大家如果有任何疑问,可以留言。我们再看看第3部分的内容:
private func flush(adding newDemand: Subscribers.Demand? = nil) -> Subscribers.Demand {
lock.lock()
defer { lock.unlock() }
if let newDemand = newDemand {
demandState.requested += newDemand
}
// If buffer isn't ready for flushing, return immediately
guard demandState.requested > 0 || newDemand == Subscribers.Demand.none else { return .none }
while !buffer.isEmpty && demandState.processed < demandState.requested {
demandState.requested += subscriber.receive(buffer.remove(at: 0))
demandState.processed += 1
}
if let completion = completion {
// Completion event was already sent
buffer = []
demandState = .init()
self.completion = nil
subscriber.receive(completion: completion)
return .none
}
let sentDemand = demandState.requested - demandState.sent
demandState.sent += sentDemand
return sentDemand
}
上边代码很简单,就是当requested > 0的时候,把数据发送给Subscriber,DemandBuffer持有Subscriber的目的就是为了后边调用subscriber.receive(buffer.remove(at: 0))。

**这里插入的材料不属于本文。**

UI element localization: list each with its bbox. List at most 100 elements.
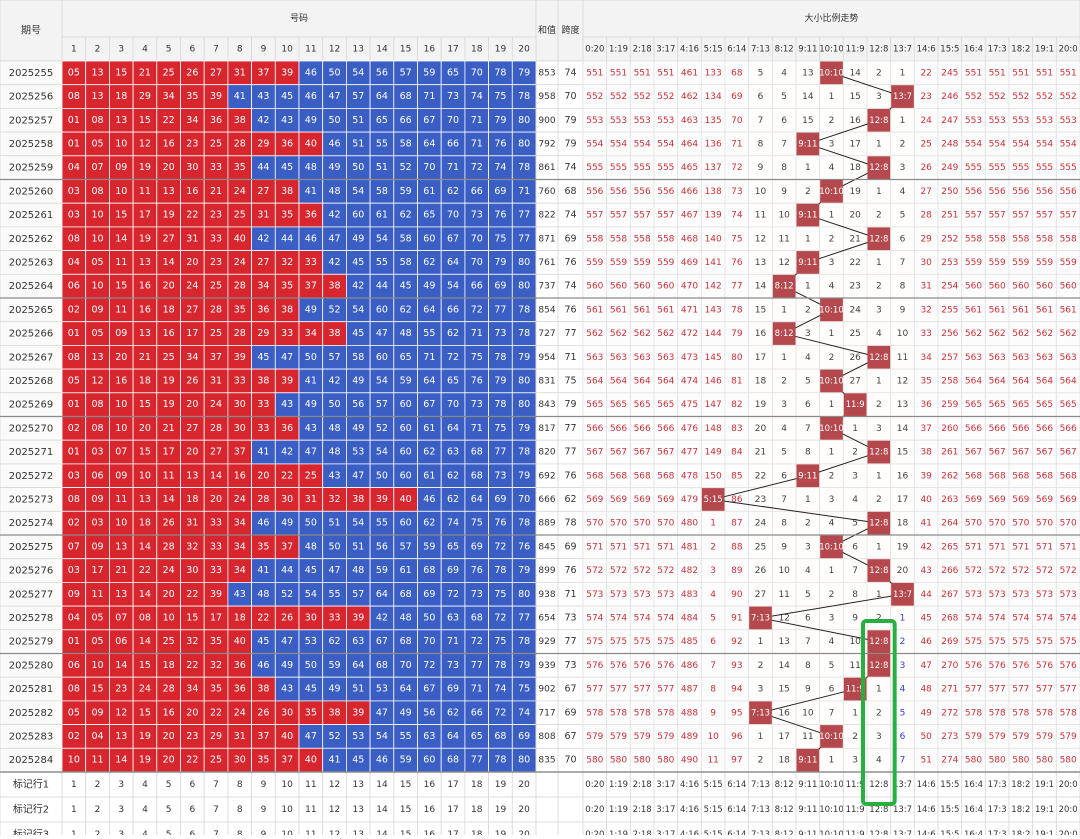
miss-count: 569 <box>634 495 651 505</box>
miss-count: 555 <box>965 163 982 173</box>
column-number: 2 <box>95 45 101 55</box>
miss-count: 555 <box>586 163 603 173</box>
miss-count: 565 <box>989 400 1006 410</box>
number: 30 <box>305 612 317 623</box>
period: 2025273 <box>9 494 54 505</box>
number: 67 <box>423 399 435 410</box>
miss-count: 560 <box>610 282 627 292</box>
miss-count: 472 <box>681 329 698 339</box>
miss-count: 556 <box>586 187 603 197</box>
miss-count: 144 <box>705 329 722 339</box>
number: 70 <box>471 257 483 268</box>
footer-ratio: 9:11 <box>798 830 817 835</box>
number: 68 <box>447 755 459 766</box>
miss-count: 250 <box>941 187 958 197</box>
number: 79 <box>518 423 530 434</box>
miss-count: 578 <box>657 708 674 718</box>
cell <box>61 0 537 38</box>
number: 75 <box>494 233 506 244</box>
number: 60 <box>423 755 435 766</box>
number: 32 <box>186 541 198 552</box>
number: 59 <box>400 755 412 766</box>
miss-count: 1 <box>876 542 882 552</box>
span: 79 <box>564 115 576 126</box>
miss-count: 567 <box>610 448 627 458</box>
number: 11 <box>115 494 127 505</box>
number: 49 <box>352 375 364 386</box>
span: 70 <box>564 91 576 102</box>
footer-ratio: 5:15 <box>704 780 723 790</box>
miss-count: 554 <box>634 139 651 149</box>
number: 63 <box>447 612 459 623</box>
number: 75 <box>494 91 506 102</box>
number: 65 <box>376 115 388 126</box>
miss-count: 245 <box>941 68 958 78</box>
hit-ratio: 13:7 <box>893 590 912 600</box>
number: 46 <box>376 755 388 766</box>
miss-count: 577 <box>1036 685 1053 695</box>
miss-count: 561 <box>586 305 603 315</box>
number: 37 <box>234 447 246 458</box>
miss-count: 265 <box>941 542 958 552</box>
miss-count: 2 <box>876 282 882 292</box>
sum: 760 <box>538 187 555 197</box>
number: 64 <box>376 589 388 600</box>
number: 78 <box>494 352 506 363</box>
miss-count: 563 <box>634 353 651 363</box>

我们再重新分析一下Subscription的过程:
首先,我们初始化:
init(factory: @escaping SubscriberHandler,
downstream: Downstream) {
self.buffer = DemandBuffer(subscriber: downstream)
let subscriber = Subscriber(onValue: { [weak self] in _ = self?.buffer.buffer(value: $0) },
onCompletion: { [weak self] in self?.buffer.complete(completion: $0) })
self.cancelable = factory(subscriber)
}
初始化成功后,buffer中的.flush()函数并不会把数据透传给Subscriber,当收到订阅接收到订阅者的request后调用下边的代码:
func request(_ demand: Subscribers.Demand) {
_ = self.buffer.demand(demand)
}
然后调用buffer中的.demand()函数,.demand()函数又调用.flush(),最终遍历数组,把数据全部透传给Subscriber。
如果大家有点蒙,只能多看代码和上边的解释,再细细品一下。
最后,我们回到起始的地方,再回过头来看下边的代码:
public extension AnyPublisher {
init(_ factory: @escaping Publishers.Create<Output, Failure>.SubscriberHandler) {
self = Publishers.Create(factory: factory).eraseToAnyPublisher()
}
static func create(_ factory: @escaping Publishers.Create<Output, Failure>.SubscriberHandler)
-> AnyPublisher<Output, Failure> {
AnyPublisher(factory)
}
}
总结
自定义Publisher的关键是自定义Subscription,Subscription又通过DemandBuffer管理数据,DemandBuffer的核心思想是把数据放入到数组中,然后通过func demand(_ demand: Subscribers.Demand) -> Subscribers.Demand释放数据。